Ehmedê Xanî tüm olumsuz koşullara rağmen tarihin akışında kaybolmadı, kaybolmayacak asla. Tam aksine her geçen gün biraz daha tanınmaya, tanındıkça daha çok sahiplenmeye başlandı. Mevcut değeri katlanarak çoğalıyor Kürt halkının yüreğinde, beyninde. Ortaya koyduğu yapıtlar, savunduğu düşünceler birçok şairi, yazarı, düşünürü, aydını hatta siyasetçiyi etkilemiş, önünü aydınlatmıştır. Siyasal anlamda Kürtler için güncelliğini yitirmeyen bir ideal dünya kavramını ortaya koymuştur. Bu ideal dünya kavramı yüzyıllar boyunca savuna gelmiştir. Kendinden sonra gelen ve günümüze kadar birçok ünlü Kürt şairi, düşünürü, Xanî’nin yurtseverliğinden ve ulusalcılığından etkilenmiş, benimsemiş, dillendirmiştir. Qadir Qoy, Pîremêrd, Goran, Bêkes, Wursi, Qane, Cêgerxwîn, Osman Sebrî, Qedrîcan, Hêjar ve günümüz edebiyatında sayısız genç şair, yazar, düşünür onun sanat ve düşün biçimini kendi yapıtlarında, çalışmalarında ifade etmiştir.
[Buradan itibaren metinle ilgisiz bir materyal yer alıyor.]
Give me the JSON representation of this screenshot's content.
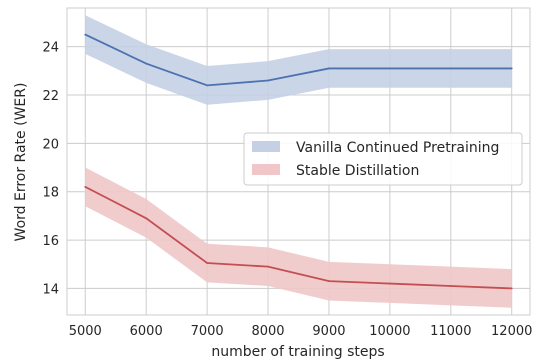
{
  "chart_data": {
    "type": "line",
    "title": "",
    "xlabel": "number of training steps",
    "ylabel": "Word Error Rate (WER)",
    "x": [
      5000,
      6000,
      7000,
      8000,
      9000,
      10000,
      11000,
      12000
    ],
    "xlim": [
      4700,
      12300
    ],
    "ylim": [
      12.9,
      25.6
    ],
    "xticks": [
      5000,
      6000,
      7000,
      8000,
      9000,
      10000,
      11000,
      12000
    ],
    "xtick_labels": [
      "5000",
      "6000",
      "7000",
      "8000",
      "9000",
      "10000",
      "11000",
      "12000"
    ],
    "yticks": [
      14,
      16,
      18,
      20,
      22,
      24
    ],
    "ytick_labels": [
      "14",
      "16",
      "18",
      "20",
      "22",
      "24"
    ],
    "grid": true,
    "legend_position": "center-right",
    "series": [
      {
        "name": "Vanilla Continued Pretraining",
        "color": "#4c72b0",
        "band_color": "#c5d0e5",
        "values": [
          24.5,
          23.3,
          22.4,
          22.6,
          23.1,
          23.1,
          23.1,
          23.1
        ],
        "lower": [
          23.7,
          22.5,
          21.6,
          21.8,
          22.3,
          22.3,
          22.3,
          22.3
        ],
        "upper": [
          25.3,
          24.1,
          23.2,
          23.4,
          23.9,
          23.9,
          23.9,
          23.9
        ]
      },
      {
        "name": "Stable Distillation",
        "color": "#c44e52",
        "band_color": "#f0c6c8",
        "values": [
          18.2,
          16.9,
          15.05,
          14.9,
          14.3,
          14.2,
          14.1,
          14.0
        ],
        "lower": [
          17.4,
          16.1,
          14.25,
          14.1,
          13.5,
          13.4,
          13.3,
          13.2
        ],
        "upper": [
          19.0,
          17.7,
          15.85,
          15.7,
          15.1,
          15.0,
          14.9,
          14.8
        ]
      }
    ]
  }
}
Dolayısıyla her yeni bir edebi yapıtla Xanî sanatsal, estetiksel beğenimizde yeni baştan yer edindi, edinecektir.

Ruslar için Tolstoy ve Dostoyevski, İngilizler için Shakspeare, Almanlar için Goethe veya Griphius, Fransızlar için Balzac, İranlılar için Firdevs nasıl bir öneme sahip ise Kürt halkı ve edebiyatı içinde Ehmedê Xanî öyle bir öneme ve değere sahiptir. Şüphesiz bu denli büyük bir değer olan Xanî’nin, hem yapıtlarıyla hem de düşünceleriyle ölümsüzler kervanının başında yer aldığını rahatlıkla söyleyebiliriz.